Ivano Beggio[modifica]

  • Gran parte dei nostri concorrenti erano in difficoltà: Ancillotti, Aspes, Malanca, Moto Gori, SWM, Testi, TGM non seppero seguire il cambiamento e, tra il 1984 ed il 1986, chiusero tutte i battenti. Molti dei loro geniali ed appassionati tecnici vennero assorbiti in Aprilia, costituendone l'ossatura e contribuendo ai successi futuri. [...] A questi anni ed all'accordo con Rotax possono essere ricondotte le radici della "fabbrica flessibile" o "azienda a rete", filosofia che ci contraddistinguerà e sarà anche oggetto di importanti studi universitari. In azienda c'erano progettazione, ricerca, collaudi e marketing, mentre tutta la componentistica veniva realizzata presso fornitori qualificati pienamente integrati nel processo produttivo fin dalle fasi di progettazione. Si trattava della prima applicazione nel settore dell'alta tecnologia di un metodo largamente usato nella manifattura veneta che permette una crescita molto più veloce e ponderata, a fronte di margini di guadagno inevitabilmente inferiori. Ebbi a definire questo sistema "olonico", termine che indica una realtà flessibile che detiene all'interno la parte più nobile, ovvero la conoscenza, e delega all’esterno il resto.
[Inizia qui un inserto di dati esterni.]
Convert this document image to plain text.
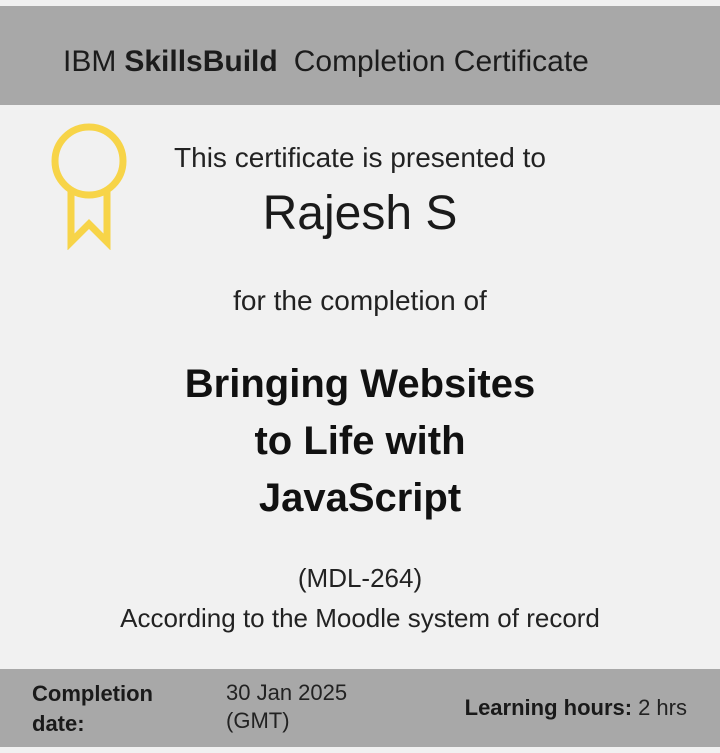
IBM SkillsBuild Completion Certificate
This certificate is presented to
Rajesh S
for the completion of
Bringing Websites
to Life with
JavaScript
(MDL-264)
According to the Moodle system of record
Completion date:
30 Jan 2025 (GMT)
Learning hours: 2 hrs
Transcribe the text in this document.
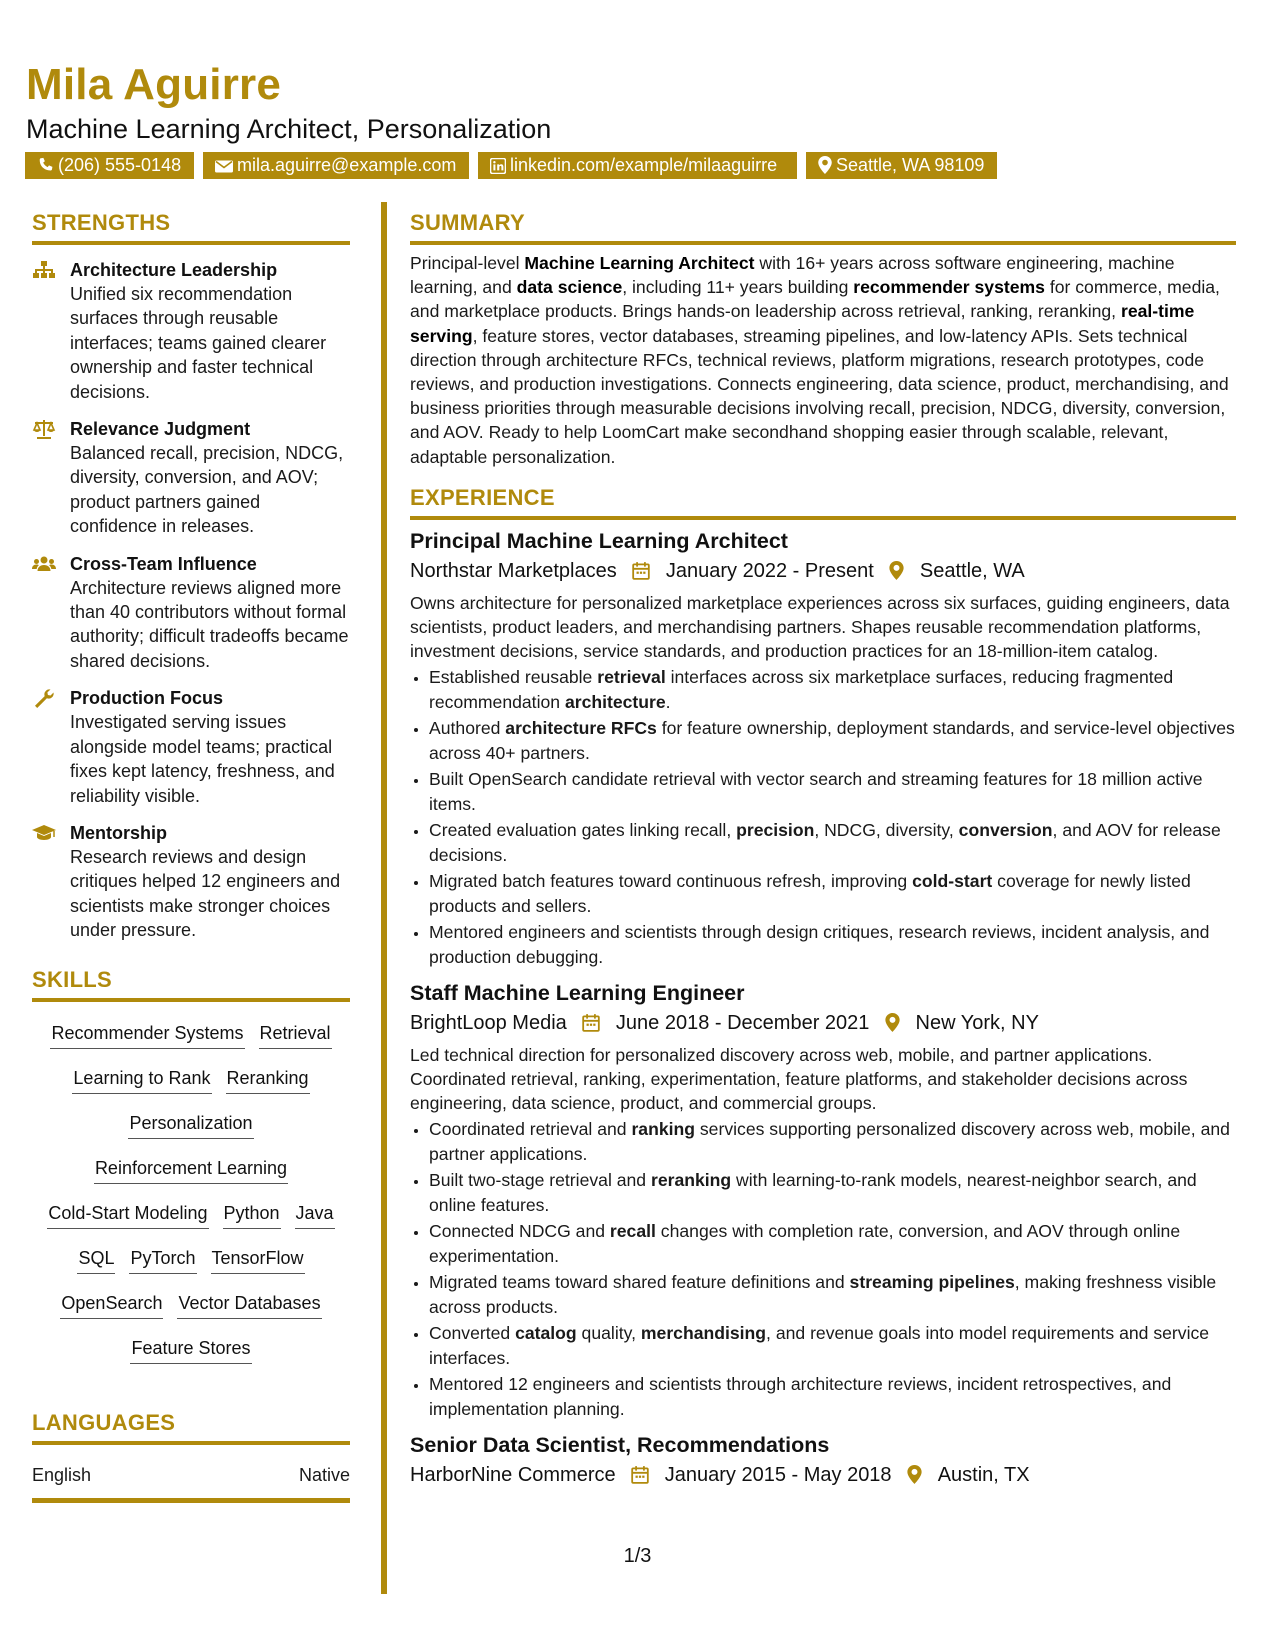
Mila Aguirre
Machine Learning Architect, Personalization
(206) 555-0148	mila.aguirre@example.com	linkedin.com/example/milaaguirre	Seattle, WA 98109
STRENGTHS
Architecture Leadership
Unified six recommendation surfaces through reusable interfaces; teams gained clearer ownership and faster technical decisions.
Relevance Judgment
Balanced recall, precision, NDCG, diversity, conversion, and AOV; product partners gained confidence in releases.
Cross-Team Influence
Architecture reviews aligned more than 40 contributors without formal authority; difficult tradeoffs became shared decisions.
Production Focus
Investigated serving issues alongside model teams; practical fixes kept latency, freshness, and reliability visible.
Mentorship
Research reviews and design critiques helped 12 engineers and scientists make stronger choices under pressure.
SKILLS
Recommender Systems Retrieval
Learning to Rank Reranking
Personalization
Reinforcement Learning
Cold-Start Modeling Python Java
SQL PyTorch TensorFlow
OpenSearch Vector Databases
Feature Stores
LANGUAGES
English	Native
SUMMARY
Principal-level Machine Learning Architect with 16+ years across software engineering, machine learning, and data science, including 11+ years building recommender systems for commerce, media, and marketplace products. Brings hands-on leadership across retrieval, ranking, reranking, real-time serving, feature stores, vector databases, streaming pipelines, and low-latency APIs. Sets technical direction through architecture RFCs, technical reviews, platform migrations, research prototypes, code reviews, and production investigations. Connects engineering, data science, product, merchandising, and business priorities through measurable decisions involving recall, precision, NDCG, diversity, conversion, and AOV. Ready to help LoomCart make secondhand shopping easier through scalable, relevant, adaptable personalization.
EXPERIENCE
Principal Machine Learning Architect
Northstar Marketplaces January 2022 - Present Seattle, WA
Owns architecture for personalized marketplace experiences across six surfaces, guiding engineers, data scientists, product leaders, and merchandising partners. Shapes reusable recommendation platforms, investment decisions, service standards, and production practices for an 18-million-item catalog.
• Established reusable retrieval interfaces across six marketplace surfaces, reducing fragmented recommendation architecture.
• Authored architecture RFCs for feature ownership, deployment standards, and service-level objectives across 40+ partners.
• Built OpenSearch candidate retrieval with vector search and streaming features for 18 million active items.
• Created evaluation gates linking recall, precision, NDCG, diversity, conversion, and AOV for release decisions.
• Migrated batch features toward continuous refresh, improving cold-start coverage for newly listed products and sellers.
• Mentored engineers and scientists through design critiques, research reviews, incident analysis, and production debugging.
Staff Machine Learning Engineer
BrightLoop Media June 2018 - December 2021 New York, NY
Led technical direction for personalized discovery across web, mobile, and partner applications. Coordinated retrieval, ranking, experimentation, feature platforms, and stakeholder decisions across engineering, data science, product, and commercial groups.
• Coordinated retrieval and ranking services supporting personalized discovery across web, mobile, and partner applications.
• Built two-stage retrieval and reranking with learning-to-rank models, nearest-neighbor search, and online features.
• Connected NDCG and recall changes with completion rate, conversion, and AOV through online experimentation.
• Migrated teams toward shared feature definitions and streaming pipelines, making freshness visible across products.
• Converted catalog quality, merchandising, and revenue goals into model requirements and service interfaces.
• Mentored 12 engineers and scientists through architecture reviews, incident retrospectives, and implementation planning.
Senior Data Scientist, Recommendations
HarborNine Commerce January 2015 - May 2018 Austin, TX
1/3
Tale filosofia si rivelò vincente sotto molti punti di vista, consentendoci di ridurre drasticamente i tempi di realizzazione di un nuovo modello e mettendoci quindi nella condizione di proporre mezzi sempre nuovi ad una clientela affamata di novità. In pratica, il ciclo di vita medio di una moto poteva passare da cinque anni a 24 mesi, rendendo più facile l'introduzione puntuale dei vari "model year". [...] Quando, abbagliati dai grandi successi commerciali, rinnegammo questa filosofia [...], ne pagammo le conseguenze.
  • Il perché del nome Aprilia. Fu mio papà Alberto a sceglierlo quando iniziò a costruire biciclette, perché era rimasto ammaliato dalla Lancia Aprilia, una vettura di media cilindrata molto innovativa e molto bella, lanciata dal marchio torinese nel 1937. [...] Quando iniziai a costruire le moto rimase stupito e un po' perplesso; gli spiegai però quale sarebbe stata la mia visione del medio periodo e lo trovai pienamente d'accordo... [...] È stato un onore perpetuare nelle mie nuove moto il nome Aprilia che lui aveva voluto.
  • Negli anni '90, ogni week end, in ogni nazione, in ogni campionato, torme di Aprilia riempivano le griglie. Non posso non pensare, con un pizzico di presunzione, che probabilmente senza Aprilia e la sua genuina vocazione sportiva il mondo delle competizioni sarebbe stato meno ricco e forse alcuni ottimi piloti non avrebbero mai potuto dimostrare il loro talento.
  • Si potrebbe immaginare che Aprilia abbia dovuto superare una difficoltà in più nell'essere dislocata in mezzo alla campagna veneta, lontano dai più popolari fornitori. In realtà, credo che da nessuna parte avrei trovato una manodopera altrettanto motivata, in grado di vivere l'azienda con tale intensità. Costruire moto in una terra contadina era motivo di orgoglio. Per tanti anni fu prassi che le persone andassero a lavorare anche dopo cena se c'erano urgenze: semplicemente, l'ultimo che usciva teneva le chiavi e le riportava al mattino [...]. Con il crescere delle dimensioni, ovviamente tale familiarità un po' si perse, ma è sempre rimasto nelle corde di Aprilia quel senso originale di comunità, di amicizia, di abnegazione che ancora oggi mi commuove. Spesso, solo quando una cosa finisce ci si rende conto della sua straordinarietà.